The ambition of covering history with a new wallpaper is matched by the BJP government’s immense investment in blocking out of the public domain any information that can be used by citizens to hold it to account. The Right to Information Act, the tool through which ordinary Indians held power accountable, has been systematically hollowed out. The Digital Personal Data Protection Rules of 2025 removed the public interest test that had previously allowed citizens to access information about public bodies.
Meanwhile, Prime Minister Modi has not addressed a single open press conference throughout his tenure. He has submitted to celebrities and embedded journalists who ask him how he eats a mango or applaud him for whatever he says. In Parliament, serious questions about the Rafale jet procurement were deflected and rebranded as threats to national security. Questions about Gautam Adani, Modi’s proximity to whom attracted sustained international scrutiny, including from a US federal indictment, were anti-national. A veil of secrecy has been the hallmark of this government’s functioning – from truth about Chinese incursions to the more recent killings of Indian sailors.
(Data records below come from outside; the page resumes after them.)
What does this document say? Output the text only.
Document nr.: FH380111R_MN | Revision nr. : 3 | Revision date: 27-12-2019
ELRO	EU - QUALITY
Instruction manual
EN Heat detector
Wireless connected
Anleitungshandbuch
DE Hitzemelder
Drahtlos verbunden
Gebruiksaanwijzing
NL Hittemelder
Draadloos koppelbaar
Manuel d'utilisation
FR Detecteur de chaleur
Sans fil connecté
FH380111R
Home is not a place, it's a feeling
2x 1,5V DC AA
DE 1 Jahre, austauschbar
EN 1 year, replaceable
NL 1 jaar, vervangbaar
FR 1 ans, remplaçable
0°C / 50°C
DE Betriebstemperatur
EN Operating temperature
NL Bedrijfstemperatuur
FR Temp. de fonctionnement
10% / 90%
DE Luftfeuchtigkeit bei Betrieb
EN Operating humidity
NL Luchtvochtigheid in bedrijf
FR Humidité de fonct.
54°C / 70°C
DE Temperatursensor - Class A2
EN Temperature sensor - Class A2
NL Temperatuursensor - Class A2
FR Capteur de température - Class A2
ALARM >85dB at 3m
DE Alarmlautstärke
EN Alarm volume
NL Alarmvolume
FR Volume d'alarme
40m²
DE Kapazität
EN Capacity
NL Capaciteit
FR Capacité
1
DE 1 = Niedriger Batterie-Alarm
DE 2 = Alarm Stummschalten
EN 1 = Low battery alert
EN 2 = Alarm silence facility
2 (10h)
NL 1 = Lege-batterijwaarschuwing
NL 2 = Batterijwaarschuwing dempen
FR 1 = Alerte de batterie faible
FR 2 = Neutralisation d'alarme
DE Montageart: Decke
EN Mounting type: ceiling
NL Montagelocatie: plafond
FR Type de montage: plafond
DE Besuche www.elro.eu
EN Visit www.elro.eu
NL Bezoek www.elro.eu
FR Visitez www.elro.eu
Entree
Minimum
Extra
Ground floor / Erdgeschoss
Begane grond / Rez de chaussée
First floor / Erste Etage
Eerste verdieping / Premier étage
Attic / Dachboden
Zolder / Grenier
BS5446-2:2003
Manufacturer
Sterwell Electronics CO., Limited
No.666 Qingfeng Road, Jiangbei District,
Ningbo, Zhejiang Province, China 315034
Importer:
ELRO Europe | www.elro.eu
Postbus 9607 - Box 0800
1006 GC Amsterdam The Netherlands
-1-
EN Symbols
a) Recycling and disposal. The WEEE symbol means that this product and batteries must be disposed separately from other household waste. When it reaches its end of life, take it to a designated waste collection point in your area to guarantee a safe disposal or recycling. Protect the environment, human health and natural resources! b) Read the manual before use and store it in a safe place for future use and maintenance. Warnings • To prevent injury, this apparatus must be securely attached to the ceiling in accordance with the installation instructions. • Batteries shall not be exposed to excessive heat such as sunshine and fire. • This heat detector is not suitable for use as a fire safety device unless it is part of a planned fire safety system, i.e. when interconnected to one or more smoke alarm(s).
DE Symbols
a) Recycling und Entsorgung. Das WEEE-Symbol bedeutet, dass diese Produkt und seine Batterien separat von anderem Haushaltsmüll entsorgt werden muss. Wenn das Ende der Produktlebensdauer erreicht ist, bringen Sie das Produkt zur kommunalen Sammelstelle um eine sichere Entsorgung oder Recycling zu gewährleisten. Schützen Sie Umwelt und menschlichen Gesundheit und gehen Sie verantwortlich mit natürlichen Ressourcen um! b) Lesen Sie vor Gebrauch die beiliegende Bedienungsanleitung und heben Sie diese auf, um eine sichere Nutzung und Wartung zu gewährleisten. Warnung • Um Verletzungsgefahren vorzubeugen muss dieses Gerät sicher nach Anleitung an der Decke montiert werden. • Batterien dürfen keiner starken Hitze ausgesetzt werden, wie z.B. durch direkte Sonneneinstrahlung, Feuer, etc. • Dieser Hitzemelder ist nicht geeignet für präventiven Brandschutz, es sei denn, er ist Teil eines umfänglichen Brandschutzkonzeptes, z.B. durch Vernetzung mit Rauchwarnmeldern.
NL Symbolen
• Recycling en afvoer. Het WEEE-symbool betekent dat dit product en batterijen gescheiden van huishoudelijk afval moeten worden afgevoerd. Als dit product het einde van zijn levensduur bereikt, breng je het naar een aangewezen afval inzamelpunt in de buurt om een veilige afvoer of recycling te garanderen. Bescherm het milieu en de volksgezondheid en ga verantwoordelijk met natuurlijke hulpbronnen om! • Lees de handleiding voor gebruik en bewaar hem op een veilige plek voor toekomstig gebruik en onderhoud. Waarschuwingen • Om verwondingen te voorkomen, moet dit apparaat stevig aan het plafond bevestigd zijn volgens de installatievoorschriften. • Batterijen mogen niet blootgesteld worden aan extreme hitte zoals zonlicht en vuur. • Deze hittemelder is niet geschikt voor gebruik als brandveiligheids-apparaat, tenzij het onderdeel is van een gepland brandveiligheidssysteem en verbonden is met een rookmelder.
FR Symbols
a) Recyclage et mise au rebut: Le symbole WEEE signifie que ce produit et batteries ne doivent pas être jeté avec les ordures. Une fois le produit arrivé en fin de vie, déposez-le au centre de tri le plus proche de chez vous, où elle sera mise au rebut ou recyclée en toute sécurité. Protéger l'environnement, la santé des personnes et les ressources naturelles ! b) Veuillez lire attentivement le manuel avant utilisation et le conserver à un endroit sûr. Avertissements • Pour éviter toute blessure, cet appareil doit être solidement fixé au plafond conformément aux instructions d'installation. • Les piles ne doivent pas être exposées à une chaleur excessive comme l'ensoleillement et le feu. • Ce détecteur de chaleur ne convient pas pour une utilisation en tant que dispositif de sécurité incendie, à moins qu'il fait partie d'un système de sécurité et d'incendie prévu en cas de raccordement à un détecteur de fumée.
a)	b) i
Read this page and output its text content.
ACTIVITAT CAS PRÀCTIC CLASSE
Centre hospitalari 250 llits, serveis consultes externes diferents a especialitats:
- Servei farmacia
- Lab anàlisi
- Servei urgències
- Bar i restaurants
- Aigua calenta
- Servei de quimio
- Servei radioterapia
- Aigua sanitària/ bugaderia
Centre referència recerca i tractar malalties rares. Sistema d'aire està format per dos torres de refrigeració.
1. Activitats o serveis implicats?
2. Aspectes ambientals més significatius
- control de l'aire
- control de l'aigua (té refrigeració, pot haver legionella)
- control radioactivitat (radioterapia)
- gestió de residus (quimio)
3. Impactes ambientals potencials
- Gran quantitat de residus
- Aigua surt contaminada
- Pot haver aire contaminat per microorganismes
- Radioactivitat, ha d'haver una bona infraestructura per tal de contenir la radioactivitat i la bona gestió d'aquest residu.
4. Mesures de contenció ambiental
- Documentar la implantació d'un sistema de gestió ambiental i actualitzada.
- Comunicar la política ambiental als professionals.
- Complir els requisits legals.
What the Veil Hides, What it Can’t
For a government that cannot answer a straight question, the veil occupies a central place. It drapes everything – history, textbooks, science, information, dissent and journalism – invisibilising them from the sight of common citizens. Critical outlets face tax raids, sedition charges, and jail. Those who remain friendly get access. Those who don’t get investigated. India dropped to 157th place on the Press Freedom Index. But citizens can’t see it. The veil of a noisy ecosystem of fake news and embedded media institutions is pulled over to hide that reality.
But veils eventually hide nothing. The Mohenjo-Daro statute episode is instructive. Pink dress or digital garbs, she stands as she is – with her naked truth – as a rebuke to every attempt to alter history, and present-day reality, and make it more palatable suited to a certain ideology. It reminds us: Truth will prevail.